To handle this, I weighted the Z-scores for the rate stats. I multiplied the Z-score for AVG by projected AB’s/average projected AB’s, and you can do the same for OBP, using PA’s. My league uses OPS, a value generated by adding two fractions with different denominators (aka OBP & SLG), so to weight those Z-scores I multiplied them by projected (AB’s + PA’s)/average projected (AB’s + PA’s). I then added these weighted Z-scores to the other Z-scores for projected totals. The result of adding these weights is that a player who is one standard deviation above average in both AVG and OPS, and who has an average number of AB’s and PA’s, would get +2 from these categories in the variable used to rank projected totals. By the same lights, the aforementioned Kyle Parker’s AVG and OPS would essentially get no weighting at all, and have no effect at all on his projected totals, just as in real life his performance is not expected to have any effect at all on the rate stats of your team.
The Fun Stuff
And that’s about it. Once you have Z-scores, it’s very easy to rank players, to change the formulas to rank them by different systems, or to sort players by certain categories to see who stands out the most.
Two common variations on the traditional 5 stats are to include OBP instead of AVG, or to play in a points league. (For a points league, just change the Z-score weighting to reflect the point system). Here are the top players in these alternate systems using this evaluation method (I threw my own league in too, just for kicks):
(Note: I evaluated points leagues the same way as the other leagues, generating both a points total and a points/PA score for each player. I scaled the two values to give them approximately equal weight, and ranked players by the mean of the two.)
I expected Joey Votto to be a stud in OBP leagues, but in reality Joey Bats benefits more. Jason Heyward too. Meanwhile, CarGo is top 3 in every other system, but falls to the bottom half of the first round in a points league. In my own crazy league, Norichika Aoki projects as a contact-hitting top-40 stud, while Mark Trumbo’s contact deficiencies show up in strikeouts and hits, as well as AVG, and he drops to 82nd.

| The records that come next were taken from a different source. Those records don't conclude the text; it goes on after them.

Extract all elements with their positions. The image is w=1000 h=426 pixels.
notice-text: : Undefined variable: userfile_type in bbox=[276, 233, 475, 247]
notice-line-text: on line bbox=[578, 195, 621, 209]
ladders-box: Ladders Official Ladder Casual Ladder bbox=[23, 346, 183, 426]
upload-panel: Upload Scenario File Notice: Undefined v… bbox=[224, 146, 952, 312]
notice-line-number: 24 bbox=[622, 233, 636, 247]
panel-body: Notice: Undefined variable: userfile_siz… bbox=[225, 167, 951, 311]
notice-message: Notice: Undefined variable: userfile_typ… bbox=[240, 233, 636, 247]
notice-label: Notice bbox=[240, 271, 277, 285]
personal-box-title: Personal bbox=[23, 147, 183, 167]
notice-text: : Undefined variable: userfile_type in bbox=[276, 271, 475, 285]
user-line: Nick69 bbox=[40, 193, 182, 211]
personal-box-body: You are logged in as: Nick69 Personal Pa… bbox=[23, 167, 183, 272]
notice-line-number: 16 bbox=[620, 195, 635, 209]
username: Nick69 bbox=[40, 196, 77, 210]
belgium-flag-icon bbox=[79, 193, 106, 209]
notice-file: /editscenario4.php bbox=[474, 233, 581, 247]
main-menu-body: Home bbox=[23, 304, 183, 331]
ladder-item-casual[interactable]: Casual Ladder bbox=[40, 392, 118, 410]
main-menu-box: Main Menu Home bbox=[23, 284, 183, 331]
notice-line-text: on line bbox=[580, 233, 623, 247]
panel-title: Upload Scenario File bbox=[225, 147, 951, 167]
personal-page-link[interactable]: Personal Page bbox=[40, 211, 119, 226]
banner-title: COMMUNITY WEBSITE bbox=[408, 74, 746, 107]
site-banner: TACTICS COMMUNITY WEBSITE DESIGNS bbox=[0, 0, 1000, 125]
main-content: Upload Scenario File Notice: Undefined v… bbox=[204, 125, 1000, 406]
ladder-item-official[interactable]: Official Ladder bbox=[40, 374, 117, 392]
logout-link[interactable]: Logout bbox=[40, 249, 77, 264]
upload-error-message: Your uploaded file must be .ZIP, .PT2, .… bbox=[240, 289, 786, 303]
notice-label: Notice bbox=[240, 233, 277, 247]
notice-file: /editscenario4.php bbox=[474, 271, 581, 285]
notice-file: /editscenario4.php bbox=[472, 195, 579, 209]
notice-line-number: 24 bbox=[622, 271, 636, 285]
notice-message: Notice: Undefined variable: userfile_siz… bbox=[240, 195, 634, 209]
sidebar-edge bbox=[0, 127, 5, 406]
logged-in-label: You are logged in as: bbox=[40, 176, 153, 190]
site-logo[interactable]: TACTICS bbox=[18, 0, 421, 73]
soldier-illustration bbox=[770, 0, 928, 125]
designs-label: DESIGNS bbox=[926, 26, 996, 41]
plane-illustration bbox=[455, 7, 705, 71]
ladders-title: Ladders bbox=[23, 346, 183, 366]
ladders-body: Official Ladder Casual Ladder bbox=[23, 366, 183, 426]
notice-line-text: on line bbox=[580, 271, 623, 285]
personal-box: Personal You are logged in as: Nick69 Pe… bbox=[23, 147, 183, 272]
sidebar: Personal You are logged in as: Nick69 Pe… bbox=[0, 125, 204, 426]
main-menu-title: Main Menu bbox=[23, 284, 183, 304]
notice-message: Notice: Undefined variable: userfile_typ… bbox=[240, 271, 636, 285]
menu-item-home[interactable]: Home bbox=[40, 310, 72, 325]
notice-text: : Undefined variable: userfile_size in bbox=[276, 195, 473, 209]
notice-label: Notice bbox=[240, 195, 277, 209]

I also thought it would be cool to see which players project to be affected most under different scoring systems. Here are the players with the largest variation in ranks between systems (weighted to prefer higher-ranked and therefore more interesting players):
Billy Hamilton projects to be a one-category stud in any system that ranks stolen bases, but many people doubt whether he’ll be an especially good ballplayer in 2014, and the points system shares their skepticism. Carlos Santana will benefit enormously from any league using deeper measures than AVG, while Adam Dunn jumps from irrelevance to potential rosterability in OBP leagues only. A couple more notable players: Alex Rios is vastly more valuable in leagues with the standard five categories, and least valuable in points league, and Adam Jones follows a very similar, if somewhat less drastic, pattern.
And there you have it – the results of one approach to generating player values for leagues with alternative categories.